Finalmente, la última condición para la felicidad es la autarquía —autosuficiencia o autonomía—, bajo la cual es posible ser feliz en soledad, según lo refiere el pesimista Arthur Schopenhauer: “el hombre inteligente busca una vida tranquila, modesta, defendida de infortunios; y si es un espíritu muy superior, escogerá la soledad”, o serlo aún más disfrutando prudentemente la fugacidad de la vida con seres que son igualmente felices; tal como Platón sentenció: “el hombre sabio querrá estar siempre con quien sea mejor que él”.

Entonces, ¿Para qué soy feliz? Soy feliz porque vivo, vivo por tanto existo, existo para dar sentido a mi vida aunque esta no la tenga; luego soy feliz para vivir.

 

 

 

Bibliografía.

Aristóteles, Ética Nicomáquea. Madrid: Editorial Gredos, 1994.

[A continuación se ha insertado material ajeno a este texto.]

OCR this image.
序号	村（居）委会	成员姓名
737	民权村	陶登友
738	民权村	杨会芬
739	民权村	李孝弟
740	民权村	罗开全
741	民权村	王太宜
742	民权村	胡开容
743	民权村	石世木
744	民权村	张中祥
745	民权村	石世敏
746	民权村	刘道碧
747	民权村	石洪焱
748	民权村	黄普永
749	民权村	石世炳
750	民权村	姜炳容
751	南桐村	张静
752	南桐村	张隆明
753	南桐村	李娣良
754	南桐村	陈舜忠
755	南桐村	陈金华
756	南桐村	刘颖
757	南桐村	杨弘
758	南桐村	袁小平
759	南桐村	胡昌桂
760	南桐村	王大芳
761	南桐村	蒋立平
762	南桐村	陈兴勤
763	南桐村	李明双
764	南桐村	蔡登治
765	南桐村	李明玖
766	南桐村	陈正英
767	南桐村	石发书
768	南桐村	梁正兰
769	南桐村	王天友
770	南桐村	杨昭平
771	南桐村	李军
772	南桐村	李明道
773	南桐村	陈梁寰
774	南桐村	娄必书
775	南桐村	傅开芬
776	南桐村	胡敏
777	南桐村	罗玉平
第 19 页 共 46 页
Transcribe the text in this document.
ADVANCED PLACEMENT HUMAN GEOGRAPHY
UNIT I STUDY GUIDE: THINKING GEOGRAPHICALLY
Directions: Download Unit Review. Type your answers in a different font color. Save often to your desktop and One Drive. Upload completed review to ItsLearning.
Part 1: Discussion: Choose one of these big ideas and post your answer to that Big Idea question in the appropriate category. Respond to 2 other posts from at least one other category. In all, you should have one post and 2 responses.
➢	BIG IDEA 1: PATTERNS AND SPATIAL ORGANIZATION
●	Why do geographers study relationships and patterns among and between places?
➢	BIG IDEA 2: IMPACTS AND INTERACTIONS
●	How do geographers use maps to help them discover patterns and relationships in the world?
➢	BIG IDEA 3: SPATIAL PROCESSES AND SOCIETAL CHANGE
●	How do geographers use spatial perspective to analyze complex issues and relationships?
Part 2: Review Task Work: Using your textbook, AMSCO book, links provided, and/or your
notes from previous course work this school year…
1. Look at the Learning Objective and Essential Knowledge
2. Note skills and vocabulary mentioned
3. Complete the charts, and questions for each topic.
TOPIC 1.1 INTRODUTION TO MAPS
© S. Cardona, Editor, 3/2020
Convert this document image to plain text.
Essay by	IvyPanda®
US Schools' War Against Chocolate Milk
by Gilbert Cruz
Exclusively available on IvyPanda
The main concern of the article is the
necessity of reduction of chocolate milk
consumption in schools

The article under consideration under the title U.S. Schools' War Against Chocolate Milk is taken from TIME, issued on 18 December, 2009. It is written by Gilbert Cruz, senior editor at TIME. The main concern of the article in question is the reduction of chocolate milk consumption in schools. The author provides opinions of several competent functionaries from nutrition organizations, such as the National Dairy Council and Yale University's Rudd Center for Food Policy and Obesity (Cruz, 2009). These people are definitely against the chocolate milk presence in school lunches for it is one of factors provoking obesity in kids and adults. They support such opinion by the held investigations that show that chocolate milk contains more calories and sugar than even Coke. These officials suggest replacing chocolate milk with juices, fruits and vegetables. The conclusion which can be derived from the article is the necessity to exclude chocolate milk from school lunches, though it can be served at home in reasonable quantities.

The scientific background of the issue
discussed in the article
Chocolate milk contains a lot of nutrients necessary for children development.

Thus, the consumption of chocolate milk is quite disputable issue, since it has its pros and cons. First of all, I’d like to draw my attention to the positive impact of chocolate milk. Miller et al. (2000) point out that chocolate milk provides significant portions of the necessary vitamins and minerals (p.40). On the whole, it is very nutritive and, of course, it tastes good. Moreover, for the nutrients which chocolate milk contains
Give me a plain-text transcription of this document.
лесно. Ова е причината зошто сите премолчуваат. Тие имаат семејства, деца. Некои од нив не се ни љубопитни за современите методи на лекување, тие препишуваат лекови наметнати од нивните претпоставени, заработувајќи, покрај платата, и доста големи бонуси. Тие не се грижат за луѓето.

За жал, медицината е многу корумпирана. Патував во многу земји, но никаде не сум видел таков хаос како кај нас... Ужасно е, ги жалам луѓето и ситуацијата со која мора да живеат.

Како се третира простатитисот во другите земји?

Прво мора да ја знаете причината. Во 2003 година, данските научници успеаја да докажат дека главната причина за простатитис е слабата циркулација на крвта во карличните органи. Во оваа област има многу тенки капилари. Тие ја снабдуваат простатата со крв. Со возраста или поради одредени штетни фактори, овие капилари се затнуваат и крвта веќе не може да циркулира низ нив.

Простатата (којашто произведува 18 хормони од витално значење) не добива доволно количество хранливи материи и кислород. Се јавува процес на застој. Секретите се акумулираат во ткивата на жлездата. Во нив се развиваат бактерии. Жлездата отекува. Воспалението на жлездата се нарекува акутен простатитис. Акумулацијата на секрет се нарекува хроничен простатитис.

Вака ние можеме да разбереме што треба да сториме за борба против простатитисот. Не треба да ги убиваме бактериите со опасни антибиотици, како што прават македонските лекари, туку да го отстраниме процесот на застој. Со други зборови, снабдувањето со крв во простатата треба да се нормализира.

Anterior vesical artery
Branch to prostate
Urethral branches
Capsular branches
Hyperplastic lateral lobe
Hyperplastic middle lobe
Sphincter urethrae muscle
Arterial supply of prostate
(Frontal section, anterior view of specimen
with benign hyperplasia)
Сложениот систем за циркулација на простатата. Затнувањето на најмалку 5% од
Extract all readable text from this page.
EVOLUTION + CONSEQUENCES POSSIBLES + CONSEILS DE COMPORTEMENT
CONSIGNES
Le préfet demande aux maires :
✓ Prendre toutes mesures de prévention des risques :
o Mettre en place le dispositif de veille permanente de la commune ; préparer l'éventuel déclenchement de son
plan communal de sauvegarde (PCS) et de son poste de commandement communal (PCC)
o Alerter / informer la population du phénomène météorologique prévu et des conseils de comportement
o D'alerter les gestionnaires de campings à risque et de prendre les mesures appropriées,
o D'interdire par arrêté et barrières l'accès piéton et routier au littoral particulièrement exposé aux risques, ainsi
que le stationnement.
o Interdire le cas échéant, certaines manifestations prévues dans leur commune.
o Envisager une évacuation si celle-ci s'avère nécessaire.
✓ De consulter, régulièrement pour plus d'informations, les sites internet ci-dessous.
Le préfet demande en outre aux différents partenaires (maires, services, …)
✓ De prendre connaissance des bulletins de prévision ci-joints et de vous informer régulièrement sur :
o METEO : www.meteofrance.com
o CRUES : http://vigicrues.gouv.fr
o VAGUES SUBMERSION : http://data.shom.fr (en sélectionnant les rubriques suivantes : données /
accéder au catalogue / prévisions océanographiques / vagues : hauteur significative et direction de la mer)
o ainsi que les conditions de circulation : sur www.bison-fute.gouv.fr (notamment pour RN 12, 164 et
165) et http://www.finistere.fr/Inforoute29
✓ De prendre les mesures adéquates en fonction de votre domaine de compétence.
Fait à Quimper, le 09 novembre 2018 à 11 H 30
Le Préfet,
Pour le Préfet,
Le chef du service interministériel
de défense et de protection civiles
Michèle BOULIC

Arthur Schopenhauer, El Mundo como Voluntad y Representación I. Madrid: Editorial Trotta, 2004.

Epicteto de Frigia, Enquiridión. Madrid: Editorial Gredos, 1995.

Immanuel Kant, Fundamentación de la Metafísica de las Costumbres. Madrid: Alianza, 2012.

Lucio Anneo Séneca, Epístolas morales a Lucilio. Madrid: Editorial Gredos, 1986.

Juan Duns Escoto, Quaestiones super Metaphysicorum Aristotelis [Cuestiones sobre la Metafísica de Aristóteles]. (ed. bilingüe castellano-latín), España: Universidad de Navarra, 2007.

Marco Aurelio Antonino, Meditaciones. Madrid: Editorial Gredos, 1977 (ed. rev. 2005).

Platón, Diálogos III (Fedón, Banquete, Fedro). Madrid: Editorial Gredos, 1986 (ed. rev. 1988).

Tomás de Aquino, Suma Teológica. (ed. abreviada de P. J. Kreeft), Madrid: Editorial Tecnos, 2014.

 

 

[1] Estudiante de bachillerato desde 2021. Aficionado y cercano a las ciencias sociales y humanidades, sus líneas de investigación y reflexión giran en torno a la filosofía moral, política, historia y antropología social. Certificado en antropología y teoría social por la STPS del Gobierno de México y en Historia de México por la Academia Mexicana de Ciencias, es colaborador activo en proyectos locales de innovación y tecnología social.